In order to get an accurate measure of how many Pagans there actually are in Ireland, we encourage people to simply enter “PAGAN” into the “Other” field in the Census question regarding religion. In this way, we hope that, by the time the next census rolls around in 2021, “Pagan” will be an accepted category under “Religion” and just a box to tick. This will also mean that when it comes to health, work and education matters, having a recognised standing will make life easier for everyone fighting the red tape of Government.
March 15th sees the introduction of a new Board for Pagan Life Rites. As per our Constitution, the Board is rotated annually and made up of four elected Regional Officers. We thank our previous Board Members, Ailish Farragher, Barbara Lee, Kristian Märkus and Gavin Morrison for their year of service and dedication and welcome our new Board, Francis Devenney, Lora O’Brien, Fionnuala O’Regan and Vinnie Woods. As with our remaining Clergy Members, the outgoing Board Members continue to serve as Regional Officers.
Pagan Life Rites (Ireland) is delighted to announce that, on the 5th of February, twelve of its Priestesses and Priests were registered by the Office of the General Register (GRO) as legal solemnisers of marriage.
The Priestesses and Priests of Pagan Life Rites have many years of experience and are held in high regard within their respective spiritual traditions on the paths of Druidry, Witchcraft, Wicca, and Shamanism.
As an organisation representing the interests of Pagan traditions in Ireland, Pagan Life Rites has the largest general membership and the largest number of Pagan clergy appointed by the Department of Social Protection as legal solemnisers of marriage.
Pagan Life Rites serves the Pagan community of the island of Ireland by providing trained clergy for the administering of traditional religious rites pertaining to birth, marriage, death and other rites of passage.
Handfasting is the term for the traditional religious wedding rite.

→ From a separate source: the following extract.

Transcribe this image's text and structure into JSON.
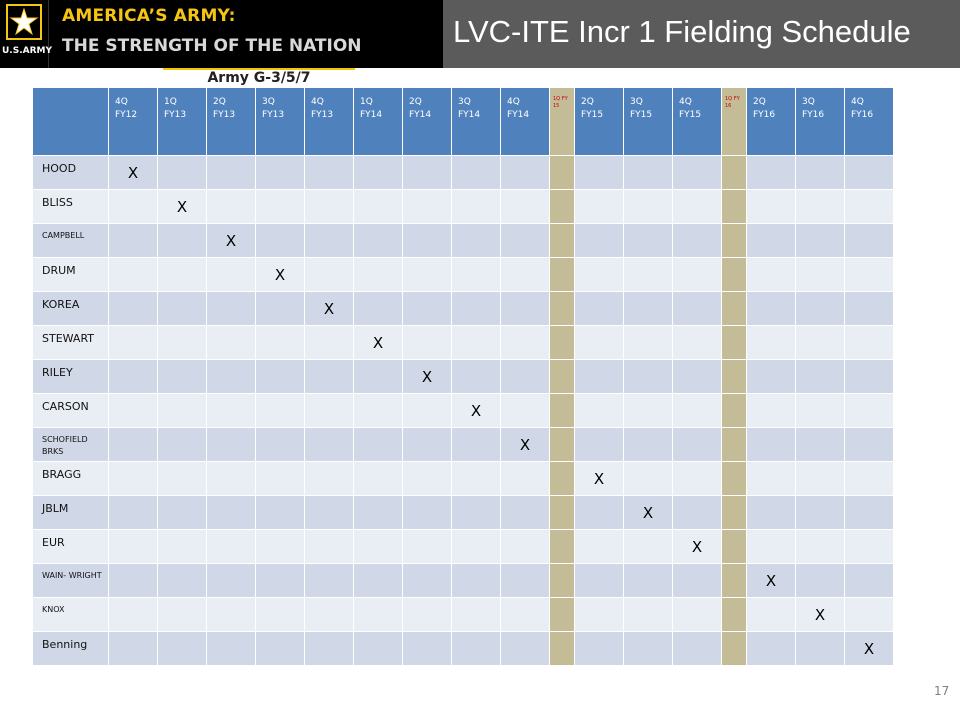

Handfasting is a continuation of Ireland’s indigenous practice which was recognised in Brehon law.
Through our Old Ways and Other Ways, Pagan Life Rites offers legal Handfasting to the many couples seeking a wedding ceremony with a spiritual element that is more aligned to an Earth based belief system.
Pagan Life Rites offers legal Handfastings to opposite-sex and same-sex couples of adult age, including persons who identify as transgender, intersex, and gender-fluid. There is absolutely no objection to LGBT people or marriage equality from Pagan clergy, some of whom also freely identify as LGBT.

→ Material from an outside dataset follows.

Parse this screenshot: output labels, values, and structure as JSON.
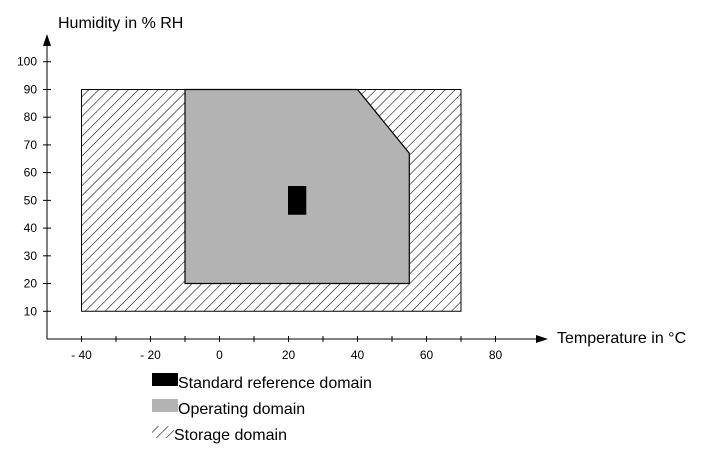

Our clergy are socially integrated into their communities around the country and quietly minister to those in need of pastoral support and those who seek ceremonies to mark their rites of passage in life. Pagan Life Rites also offers chaplaincy support to persons in hospitals and prisons.
Pagan Life Rites hosts open monthly Moot gatherings, seasonal rituals, workshops and lectures around the country. Our community is served by our registered clergy in their respective regions of abode: the Greater Dublin Area, the South-East, the South-West, the West, and the North.
Pagan Life Rites welcomes the decision of the Department of Social Protection and is grateful to those public servants who upheld the State’s commitment to fairness, diversity and pluralism.